Well, I call this the summer newsletter, but what has happened to the sun? Like many around us we have fields of grass still waiting to be cut for hay, but for the next week at least there is still no hope of that. It’s been fine up until now as we like to cut late anyway to let the wild flowers set seed, but the 3 fields we kept back for the sheep to graze are now getting a bit tight and they desperately need the new grass and we need the fields so we can wean the lambs - there, don’t I sound like a proper farmer having a moan! I shant even begin to mention our horror at learning of F&M in Surrey…
We have several developments to report since the last newsletter. Firstly, we had our first farm trade stand at the Pencarrow Smallholders Fair at the end of May; it is comical in hindsight but at the time was somewhat stressful: it went something like this…
Wednesday (4 days before show) - our banner is ready for collection but we discover it is missing a letter... get fixed and collect Thursday
3pm Thursday (3 days b.s.) - our 6x3m show tent finally arrives - the courier says “we've had it on the van for a while but no-one was coming out your way” - glad they could squeeze us in before the weekend... fume, fume...

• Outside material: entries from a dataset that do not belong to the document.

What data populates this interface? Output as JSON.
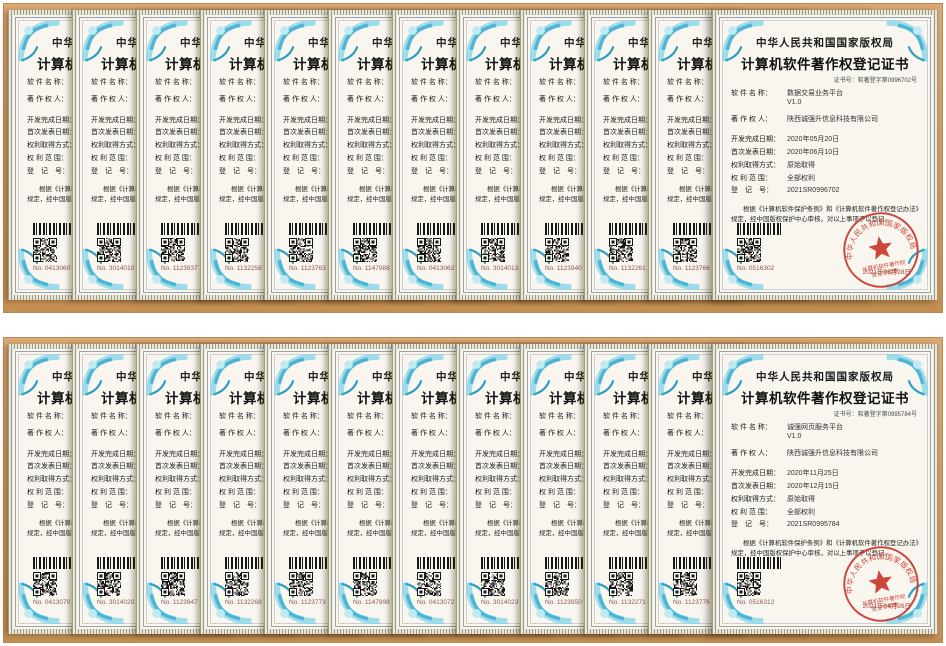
{
  "labels": {
    "authority": "中华人民共和国国家版权局",
    "title": "计算机软件著作权登记证书",
    "fields": {
      "name": "软 件 名 称：",
      "owner": "著 作 权 人：",
      "dev_date": "开发完成日期：",
      "pub_date": "首次发表日期：",
      "acq_method": "权利取得方式：",
      "scope": "权 利 范 围：",
      "reg_no": "登　记　号："
    },
    "statement_line1": "根据《计算机软件保护条例》和《计算机软件著作权登记办法》的",
    "statement_line2": "规定，经中国版权保护中心审核，对以上事项予以登记。",
    "seal_ring_text": "中华人民共和国国家版权局",
    "seal_inner_line1": "计算机软件著作权",
    "seal_inner_line2": "登记专用章"
  },
  "colors": {
    "panel": "#d29d64",
    "paper": "#f8f6ef",
    "flourish_teal": "#5cc3dd",
    "seal_red": "#c9382c",
    "serial_red": "#8a5a50"
  },
  "rows": [
    {
      "certs": [
        {
          "serial": "No. 0413060"
        },
        {
          "serial": "No. 3014010"
        },
        {
          "serial": "No. 1123937"
        },
        {
          "serial": "No. 1132258"
        },
        {
          "serial": "No. 1123763"
        },
        {
          "serial": "No. 1147988"
        },
        {
          "serial": "No. 0413062"
        },
        {
          "serial": "No. 3014013"
        },
        {
          "serial": "No. 1123940"
        },
        {
          "serial": "No. 1132261"
        },
        {
          "serial": "No. 1123766"
        },
        {
          "serial": "No. 0516302",
          "cert_no": "证书号：软著登字第0996702号",
          "name": "数据交易业务平台",
          "version": "V1.0",
          "owner": "陕西诚强升信息科技有限公司",
          "dev_date": "2020年05月20日",
          "pub_date": "2020年06月10日",
          "acq_method": "原始取得",
          "scope": "全部权利",
          "reg_no": "2021SR0996702",
          "seal_date": "2021年06月28日"
        }
      ]
    },
    {
      "certs": [
        {
          "serial": "No. 0413070"
        },
        {
          "serial": "No. 3014020"
        },
        {
          "serial": "No. 1123947"
        },
        {
          "serial": "No. 1132268"
        },
        {
          "serial": "No. 1123773"
        },
        {
          "serial": "No. 1147998"
        },
        {
          "serial": "No. 0413072"
        },
        {
          "serial": "No. 3014023"
        },
        {
          "serial": "No. 1123950"
        },
        {
          "serial": "No. 1132271"
        },
        {
          "serial": "No. 1123776"
        },
        {
          "serial": "No. 0516312",
          "cert_no": "证书号：软著登字第0995784号",
          "name": "诚强网页服务平台",
          "version": "V1.0",
          "owner": "陕西诚强升信息科技有限公司",
          "dev_date": "2020年11月25日",
          "pub_date": "2020年12月15日",
          "acq_method": "原始取得",
          "scope": "全部权利",
          "reg_no": "2021SR0995784",
          "seal_date": "2021年04月26日"
        }
      ]
    }
  ]
}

4.30pm Friday (2 days b.s.), receive phone call saying Defra has forbidden birds to be taken to the show because of bird-flu outbreak in Wales - having been invited to the show specifically to display the rare breed birds we have and also having spent the whole year hatching young birds to take to the show to sell we were a) delighted at the news... b) rather overpopulated with young birds with no homes to go to c) left wondering what on earth to display at such short notice!
Sat (day b.s.) - hastily re think entire stand layout minus main event: birds
6:45am Sunday (show day) - leave home for show with packed trailer and confused bleating lamb; 7am stop for fuel to discover lamb is bleating ever louder out of one of the UPSTAIRS windows of the trailer and apparently ready to make a bid for freedom at high speed out of the rear of the box... not where we had put him - hastily unpack and re-pack trailer in the service station to create Fort Knox to stop lamb jumping out
8:30am arrive flustered and late to have lamb inspected by vet, Trading Standards not even glance at our paperwork (having made a big fuss about it); we speedily set up tent in the rain - next to someone whose tent had blown away during the night...
Pigs: We were very excited to meet a chef from one of our favourite restaurants that specialises in cooking locally produced food who is keen to use our pork and lamb on his menu - more than we could ever have hoped for, but just as well as we have had 2 litters of piglets in June and another in July (current pig population: 27). The first two were first-time mums and have done extremely well, getting the hang of things straight away. As I write 3 pigs have just been delivered to customers as ½ pigs and the remaining 2 are going for bacon and sausages hopefully in 2 weeks (F&M movement restrictions permitting) - which leaves us with a bit of a gap until Christmas when the next ones will be ready, so if you do want pork / gammon / bacon for Christmas do let us know in advance so we can keep some back for you as we seem to be in the happy situation of demand exceeding supply at the moment. Several of you have asked exactly what ½ pig looks like - so see the photo (above right). We used a new butcher this time and are delighted with his service (he actually did what was asked...); he can accomodate specific cut requests if you want larger/smaller joints. I am also working on putting together a pork & lamb leaflet which I can email out or which will be downloadable from our website: www.southyeofarm.co.uk
The sheep and lambs are doing very well; the lambs will be weaned soon (well, just as soon as the hay is cleared and the fields become available) and most will be sold on to a couple of customers who have holiday lets and are after attractive sheep to mow the grass for their holiday-makers to look at. We have also bought in an entire other flock of Balwens from someone nearby who has decided to focus on more commercial breeds, so our sheep numbers have rocketed temporarily to 94 and probably represent the largest flock of Balwens in the southwest. I take so much pleasure from watching them and the growing confidence of the lambs as they careen around the fields in the evening - the fact that they taste pretty good too is a bonus… I’m off to a wool event next weekend to see how we can market the wool more beneficially.
I honestly couldn’t say how many chicken there are here now (probably around 200 of various ages), but the egg and bird sales are going well; we even had a family from Yeovil travel down to collect some rare birds and another customer took 40 eggs back to France to hatch. The hatching room is full of cheeping chicks again and the dog is glued to the side of the cage watching devotedly.
Conservation: Judging by the way the water voles are going through their food now, there are plenty of young this year. We will be going through the pens to take off young for release within the next month or so - if anyone wants the opportunity to come along to help/watch please get in touch. Our conservation meadow is coming along beautifully; through careful management we’ve increased the number of Southern Marsh Orchids from 1 six years ago to 22 this year and for the second year running, yellow rattle, an indicator of old undisturbed pasture, has flowered and gone to seed.
The barn is coming on slowly; Ian took the floor down last week and Harry has been rebuilding one of the decrepit walls in traditional cob and stone. We’re both teaching courses again next month and have a farm walk looking at soil protection / nutrient management on 20th September at 10:30 am if you want to come along.